Coup d’Etat déjoué à Khartoum: Les factieux voulaient-ils torpiller la transition ?
Coup d’Etat déjoué à Khartoum: Les factieux voulaient-ils torpiller la transition ?

Un représentant du Conseil militaire au pouvoir à Khartoum a affirmé, lors d’une allocution retransmise jeudi soir  en direct à la télévision nationale, l’échec d’un putsch.
Cette annonce survient alors que militaires et opposition politique s’apprêtent à signer l’accord définitif de partage du pouvoir négocié sous l’égide de l’Union africaine et de l’Éthiopie.
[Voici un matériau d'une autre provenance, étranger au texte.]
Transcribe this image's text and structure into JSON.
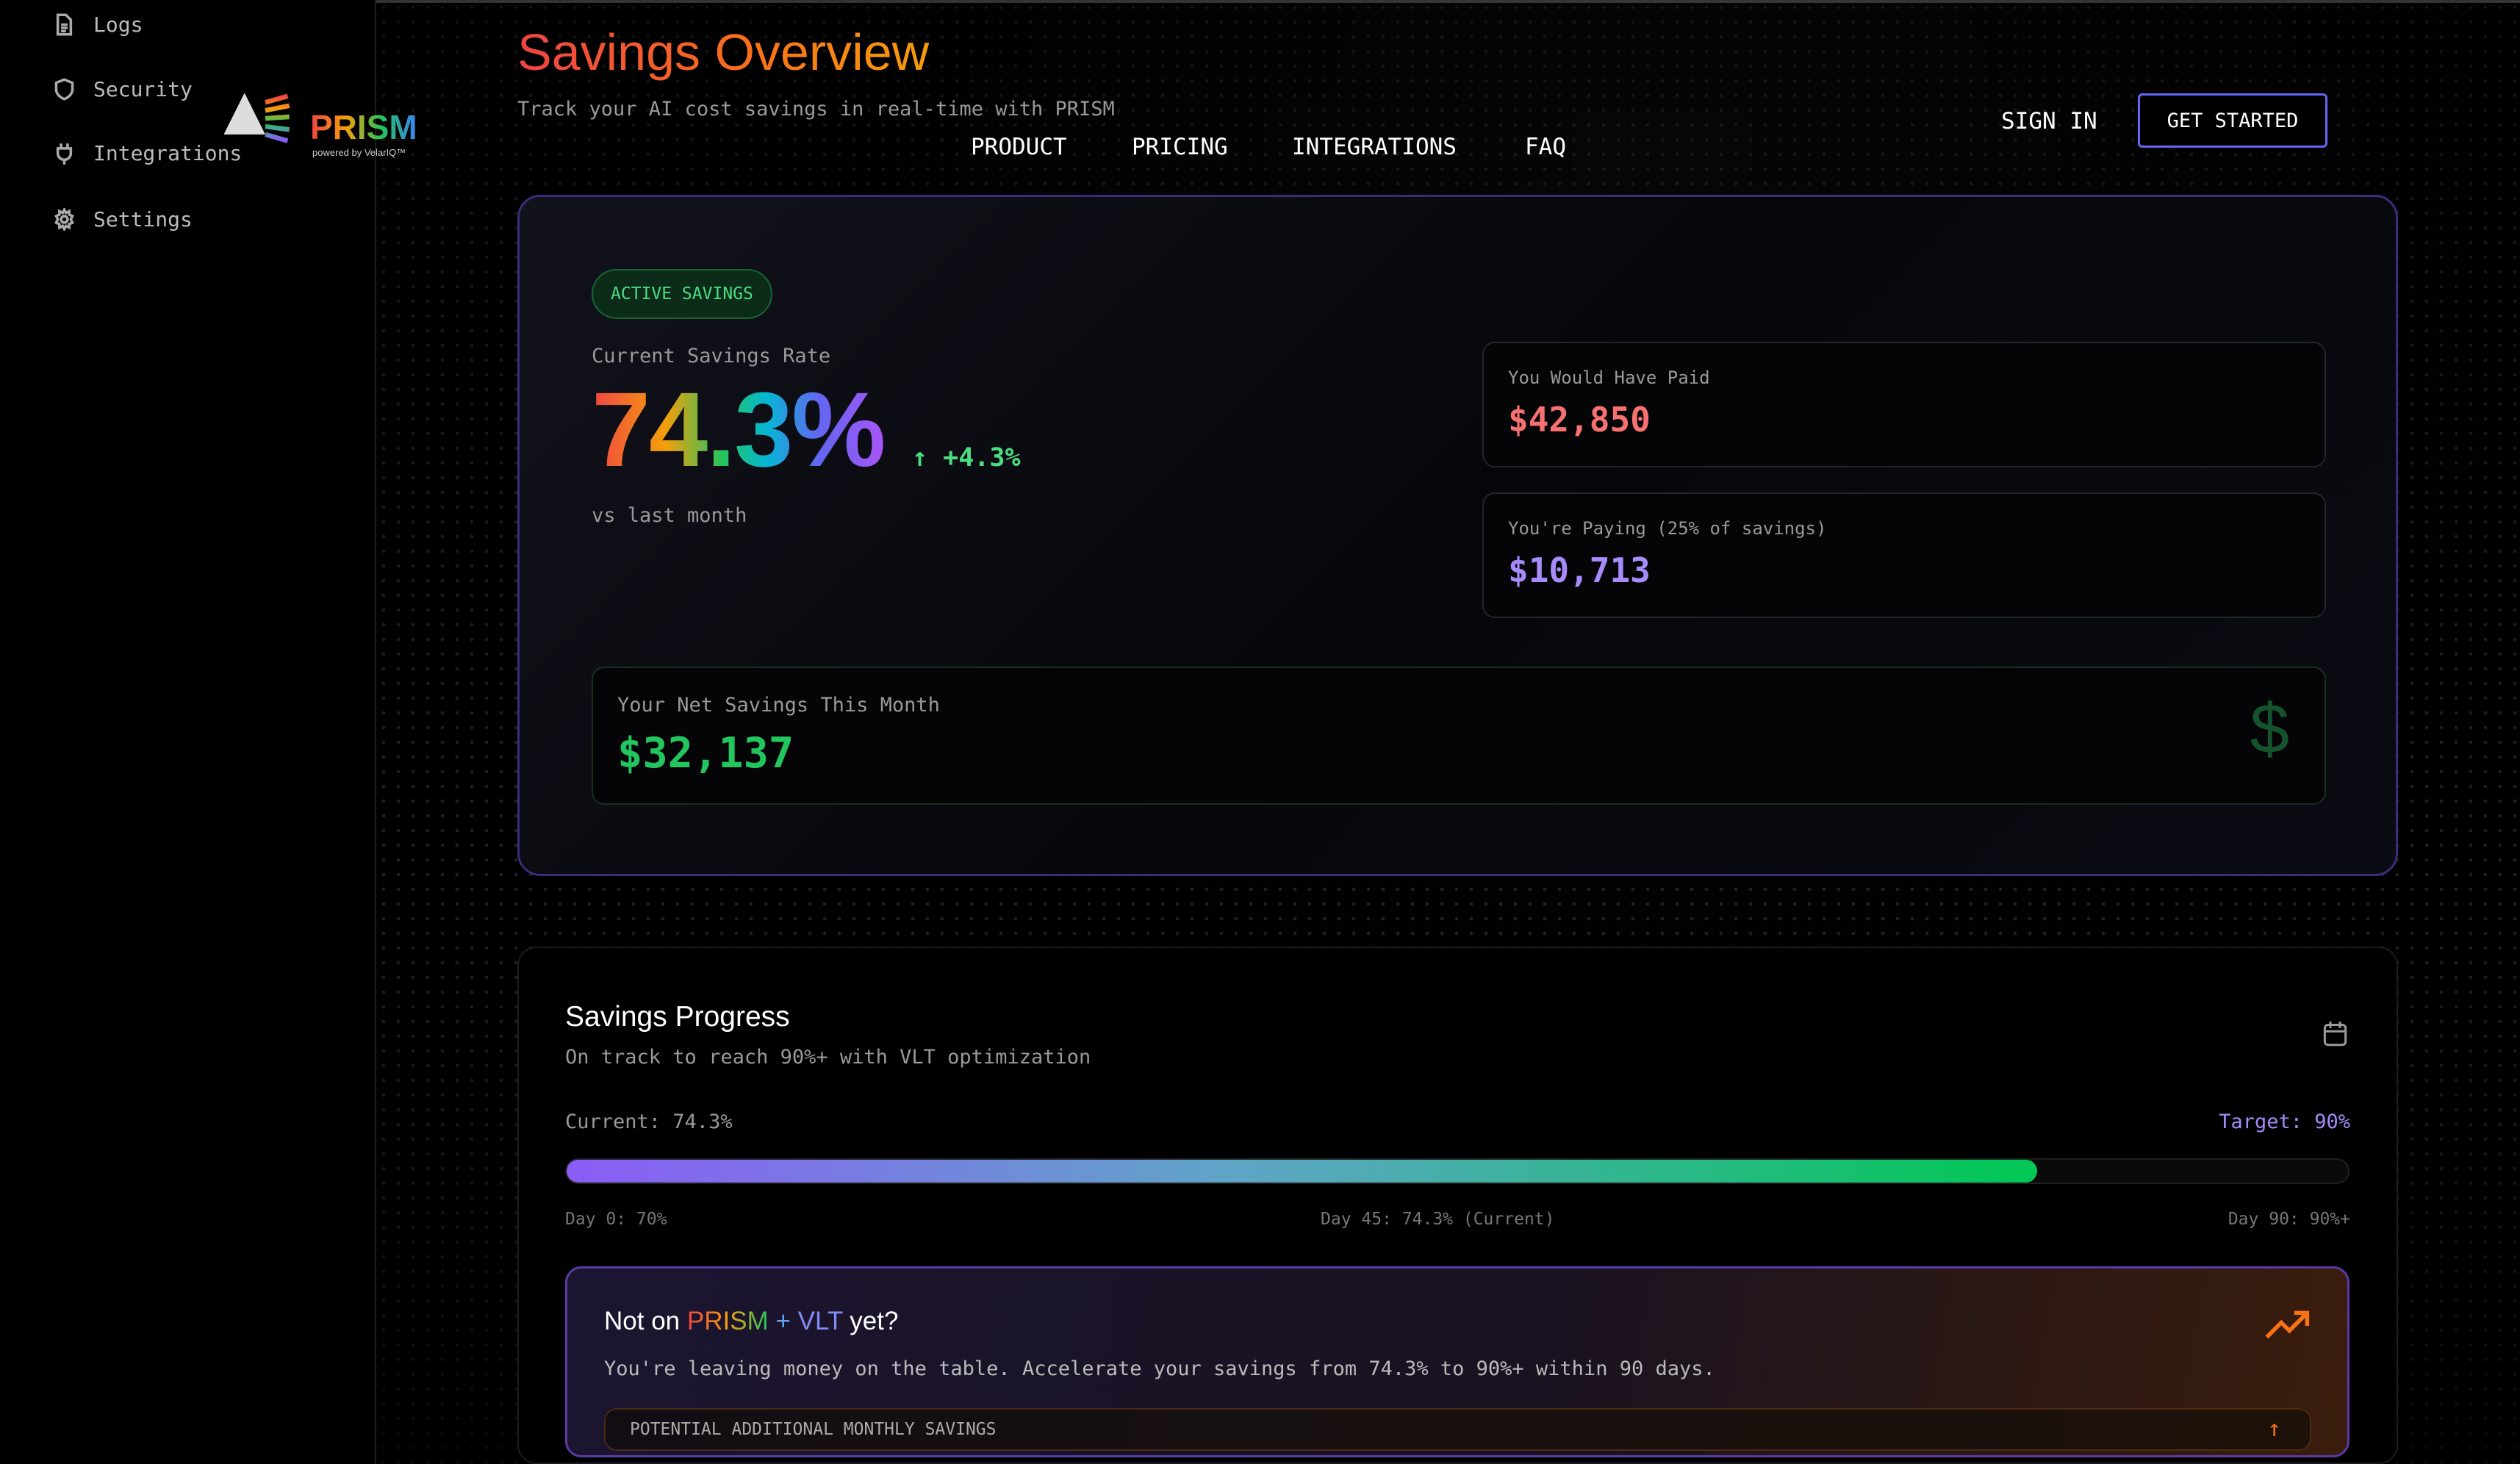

C’est le général Jamal Omar, un des sept membres de la junte qui a annoncé la « tentative de coup d’État ». « Parmi les putschistes figurent des officiers et des soldats de l’armée, ainsi que des membres des Services de renseignements, dont certains retraités », a-t-il déclaré.
Il a ajouté que douze officiers et quatre soldats avaient été arrêtés.
Une enquête est en cours, a-t-il indiqué, pour déterminer qui est derrière cette tentative de putsch, sans toutefois préciser quand celle-ci avait eu lieu.
Selon ce général, l’objectif était de s’opposer à l’accord de partage du pouvoir conclu la semaine dernière entre l’armée et l’opposition.
Un accord dont le texte final a été présenté hier soir aux deux délégations. Et qui devrait être signé dans les jours qui viennent.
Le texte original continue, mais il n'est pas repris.